Due to considerable time space the only reminiscences of hunter-gatherers settlement are usually stone and flint tools. It could seem that is very little but carefully “reading” them – getting to know what activities were taken by using them (scarping, cutting, sawing, game hunting, processing of bones, striking fire etc.), or if they were repaired, whether the raw material from which they are made originated from the nearest vicinity of the sites or it had been “imported” from afar. All these will allow in an indirectly way recognize the hunter-gatherers activities. Dispersion of flint artefacts – nodules; cores processed in order to get blanks for tools manufacturing and tools in the campsites allows us to reconstruct its spatial organization, distinguishing the specific zones of human activities (e.g. hide, game processing).
The main aim of the research project is therefore to recognize lifeways of Late Palaeolithic and Mesolithic hunter-gatherers in present-day Western Poland. The project involves seeking the answers for crucial issues concerning existence of these societies – how their life looked like, what they ate, what activities they took, what was their impact on the local environment and whether it is readable for us, and if so, in which data.
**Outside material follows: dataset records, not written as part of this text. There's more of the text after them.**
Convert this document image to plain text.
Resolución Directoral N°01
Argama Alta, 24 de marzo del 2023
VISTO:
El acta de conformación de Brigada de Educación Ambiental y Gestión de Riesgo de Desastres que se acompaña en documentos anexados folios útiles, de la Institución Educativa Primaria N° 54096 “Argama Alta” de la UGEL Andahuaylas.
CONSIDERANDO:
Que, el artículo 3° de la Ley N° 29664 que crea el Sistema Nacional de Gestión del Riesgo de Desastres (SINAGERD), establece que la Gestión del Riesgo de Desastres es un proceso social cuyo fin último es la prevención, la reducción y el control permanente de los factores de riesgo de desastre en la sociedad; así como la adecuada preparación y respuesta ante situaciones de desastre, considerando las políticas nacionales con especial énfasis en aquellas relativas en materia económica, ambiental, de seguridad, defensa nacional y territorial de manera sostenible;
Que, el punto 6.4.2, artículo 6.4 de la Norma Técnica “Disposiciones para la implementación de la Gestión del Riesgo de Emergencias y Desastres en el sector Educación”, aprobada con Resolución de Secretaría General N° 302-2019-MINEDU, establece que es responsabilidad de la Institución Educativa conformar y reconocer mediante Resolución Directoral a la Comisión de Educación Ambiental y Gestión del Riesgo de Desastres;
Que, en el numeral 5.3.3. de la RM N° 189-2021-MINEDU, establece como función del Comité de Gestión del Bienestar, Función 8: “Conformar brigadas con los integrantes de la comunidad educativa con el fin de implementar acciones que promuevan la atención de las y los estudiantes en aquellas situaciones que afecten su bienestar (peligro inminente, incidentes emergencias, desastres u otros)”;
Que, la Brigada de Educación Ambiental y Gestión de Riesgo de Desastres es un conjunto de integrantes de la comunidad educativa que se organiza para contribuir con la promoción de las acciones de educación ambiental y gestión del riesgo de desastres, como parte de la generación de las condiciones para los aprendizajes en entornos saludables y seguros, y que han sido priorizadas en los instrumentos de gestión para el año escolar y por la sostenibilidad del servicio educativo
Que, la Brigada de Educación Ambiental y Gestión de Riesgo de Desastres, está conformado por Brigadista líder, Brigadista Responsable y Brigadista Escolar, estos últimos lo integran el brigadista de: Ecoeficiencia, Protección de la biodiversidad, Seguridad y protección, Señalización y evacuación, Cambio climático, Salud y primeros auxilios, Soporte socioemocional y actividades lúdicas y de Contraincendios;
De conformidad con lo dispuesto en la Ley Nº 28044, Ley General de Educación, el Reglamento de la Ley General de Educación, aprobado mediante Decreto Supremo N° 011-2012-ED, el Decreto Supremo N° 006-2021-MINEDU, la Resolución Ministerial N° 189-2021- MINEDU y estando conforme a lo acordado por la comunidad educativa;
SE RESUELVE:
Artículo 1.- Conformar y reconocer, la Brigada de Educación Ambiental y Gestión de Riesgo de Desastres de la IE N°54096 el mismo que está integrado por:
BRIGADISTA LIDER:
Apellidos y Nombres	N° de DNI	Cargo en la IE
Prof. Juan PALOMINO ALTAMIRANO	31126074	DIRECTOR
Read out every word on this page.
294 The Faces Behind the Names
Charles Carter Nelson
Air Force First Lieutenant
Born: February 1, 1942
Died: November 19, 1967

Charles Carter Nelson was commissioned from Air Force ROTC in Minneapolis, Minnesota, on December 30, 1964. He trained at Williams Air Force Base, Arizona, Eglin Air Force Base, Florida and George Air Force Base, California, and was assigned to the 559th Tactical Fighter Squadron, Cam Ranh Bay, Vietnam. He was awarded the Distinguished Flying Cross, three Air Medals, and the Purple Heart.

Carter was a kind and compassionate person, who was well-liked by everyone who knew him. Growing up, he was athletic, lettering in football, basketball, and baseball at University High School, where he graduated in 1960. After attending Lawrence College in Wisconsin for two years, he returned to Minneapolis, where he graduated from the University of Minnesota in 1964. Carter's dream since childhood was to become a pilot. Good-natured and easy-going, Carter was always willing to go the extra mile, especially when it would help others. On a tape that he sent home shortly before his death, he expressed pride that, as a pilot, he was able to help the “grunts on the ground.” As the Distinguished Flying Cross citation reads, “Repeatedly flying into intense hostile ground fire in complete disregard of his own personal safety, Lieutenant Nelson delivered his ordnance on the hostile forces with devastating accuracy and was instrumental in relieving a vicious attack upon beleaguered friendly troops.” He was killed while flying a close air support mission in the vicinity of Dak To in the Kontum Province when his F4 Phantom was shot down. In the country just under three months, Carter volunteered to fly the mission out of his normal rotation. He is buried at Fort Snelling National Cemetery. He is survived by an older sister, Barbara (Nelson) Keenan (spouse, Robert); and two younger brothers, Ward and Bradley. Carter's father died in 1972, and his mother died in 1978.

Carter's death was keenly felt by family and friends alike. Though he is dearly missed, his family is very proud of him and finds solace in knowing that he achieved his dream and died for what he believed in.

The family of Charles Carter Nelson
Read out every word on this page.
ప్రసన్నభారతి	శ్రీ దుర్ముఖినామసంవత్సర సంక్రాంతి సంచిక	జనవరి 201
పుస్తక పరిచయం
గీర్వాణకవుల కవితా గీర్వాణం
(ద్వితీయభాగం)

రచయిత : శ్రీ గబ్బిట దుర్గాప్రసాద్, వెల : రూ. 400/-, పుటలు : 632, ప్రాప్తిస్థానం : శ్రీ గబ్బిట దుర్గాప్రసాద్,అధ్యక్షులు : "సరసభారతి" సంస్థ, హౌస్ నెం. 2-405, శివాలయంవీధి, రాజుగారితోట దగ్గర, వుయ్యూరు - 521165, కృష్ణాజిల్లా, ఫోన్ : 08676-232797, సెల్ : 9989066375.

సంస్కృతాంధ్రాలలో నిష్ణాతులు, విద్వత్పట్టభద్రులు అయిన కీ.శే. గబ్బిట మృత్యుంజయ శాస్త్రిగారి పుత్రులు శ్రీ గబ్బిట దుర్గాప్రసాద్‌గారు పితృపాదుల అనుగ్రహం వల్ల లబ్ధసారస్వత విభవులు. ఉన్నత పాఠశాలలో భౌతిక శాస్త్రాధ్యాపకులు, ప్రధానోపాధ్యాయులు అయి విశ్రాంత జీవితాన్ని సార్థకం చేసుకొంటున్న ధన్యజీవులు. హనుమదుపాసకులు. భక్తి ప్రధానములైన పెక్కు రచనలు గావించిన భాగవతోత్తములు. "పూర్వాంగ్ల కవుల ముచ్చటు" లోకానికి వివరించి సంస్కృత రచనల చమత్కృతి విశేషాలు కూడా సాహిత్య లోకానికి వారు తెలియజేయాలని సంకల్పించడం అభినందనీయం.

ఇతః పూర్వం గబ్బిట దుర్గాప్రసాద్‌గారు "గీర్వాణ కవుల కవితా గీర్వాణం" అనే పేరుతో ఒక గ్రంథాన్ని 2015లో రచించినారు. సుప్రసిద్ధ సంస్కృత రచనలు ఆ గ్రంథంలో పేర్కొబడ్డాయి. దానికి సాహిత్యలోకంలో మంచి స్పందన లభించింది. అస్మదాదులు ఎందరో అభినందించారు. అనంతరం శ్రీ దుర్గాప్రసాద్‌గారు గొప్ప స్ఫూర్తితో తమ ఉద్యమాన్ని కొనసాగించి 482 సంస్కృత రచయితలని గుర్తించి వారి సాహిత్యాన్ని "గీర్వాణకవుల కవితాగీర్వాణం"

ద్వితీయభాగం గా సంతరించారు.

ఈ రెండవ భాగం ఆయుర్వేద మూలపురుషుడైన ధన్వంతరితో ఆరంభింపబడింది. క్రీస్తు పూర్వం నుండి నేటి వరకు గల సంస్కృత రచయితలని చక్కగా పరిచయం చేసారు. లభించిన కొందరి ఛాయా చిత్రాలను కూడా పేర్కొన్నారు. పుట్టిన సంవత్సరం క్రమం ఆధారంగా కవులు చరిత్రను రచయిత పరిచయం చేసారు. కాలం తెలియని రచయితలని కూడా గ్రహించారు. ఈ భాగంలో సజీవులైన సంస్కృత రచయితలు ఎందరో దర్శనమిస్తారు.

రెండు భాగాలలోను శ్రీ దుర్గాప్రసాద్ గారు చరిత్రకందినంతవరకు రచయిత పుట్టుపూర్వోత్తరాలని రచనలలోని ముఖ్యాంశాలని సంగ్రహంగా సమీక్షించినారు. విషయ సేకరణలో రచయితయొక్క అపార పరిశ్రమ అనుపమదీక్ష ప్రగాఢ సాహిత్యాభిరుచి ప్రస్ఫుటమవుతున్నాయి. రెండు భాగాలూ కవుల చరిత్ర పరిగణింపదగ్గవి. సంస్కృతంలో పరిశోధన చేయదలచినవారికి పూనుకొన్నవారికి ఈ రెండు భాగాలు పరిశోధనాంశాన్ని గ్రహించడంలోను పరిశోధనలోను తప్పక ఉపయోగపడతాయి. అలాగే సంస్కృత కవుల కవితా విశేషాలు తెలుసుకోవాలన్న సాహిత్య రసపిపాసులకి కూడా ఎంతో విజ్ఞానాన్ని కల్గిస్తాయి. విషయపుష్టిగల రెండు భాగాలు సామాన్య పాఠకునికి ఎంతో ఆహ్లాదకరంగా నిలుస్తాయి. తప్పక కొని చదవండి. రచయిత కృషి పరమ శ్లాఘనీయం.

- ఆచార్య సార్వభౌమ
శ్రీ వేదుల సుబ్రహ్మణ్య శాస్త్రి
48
Were different strategies for livelihood applied by chronologically and culturally diverse communities, and if so, what was it caused by?
The broad spectrum of specific research methods will be adopted to achieve the above mentioned aim. First of all, during 3 seasons of excavations, the hunter-gatherers campsites will be explored, in vicinity of Lubrza and Kopanica, on the Lubuskie Lake District. Materials gained as a result of these investigations will be carefully studied. The comparative analysis between those campsites and known from North European Plain will be conducted.
The radiocarbon dating of organic materials (e.g. animal bones) or charcoal from hearths give us possibility to define the precise age of the campsites.
Due to reconstruction of the environment in which hunter-gatherers existed, multidisciplinary archaeobiological analysis will be carried out. On the basis of pollen content, macroscopic plant remains, mollusc, diatoms (type of algae), cladocerans (type of crustaceans), present sediments of former lakes, on the shores which humans organized their encampments, reconstruction of past landscapes and its changes through time will be possible.
The significant role of the project will also play reconstruction of hunter-gatherers subsistence strategies and plant diet. In order to it the archaeozoological analysis of animal bones, macroscopic plant remains and charred tissue of edible tubers and roots will be adopted.
The special attention will be paid on ability to evidence human impact on the environment, e.g. by burning marsh vegetation on the lake shores in order to facilitate an access to drinking water or fruit harvesting edible aquatic plants.
The geological structure of former lakes, the source of drinking water and food (fish, edible aquatic plants) for hunter-gatherers will be recognized in details. Pollen, geochemical and radiocarbon analysis of lacustrine sediments allow to give the answer – when they originated, what was their range and depth, and how they changed over time.
All the research will give us the possibility to recognize hunter-gatherers lifeways in changing environmental and cultural conditions.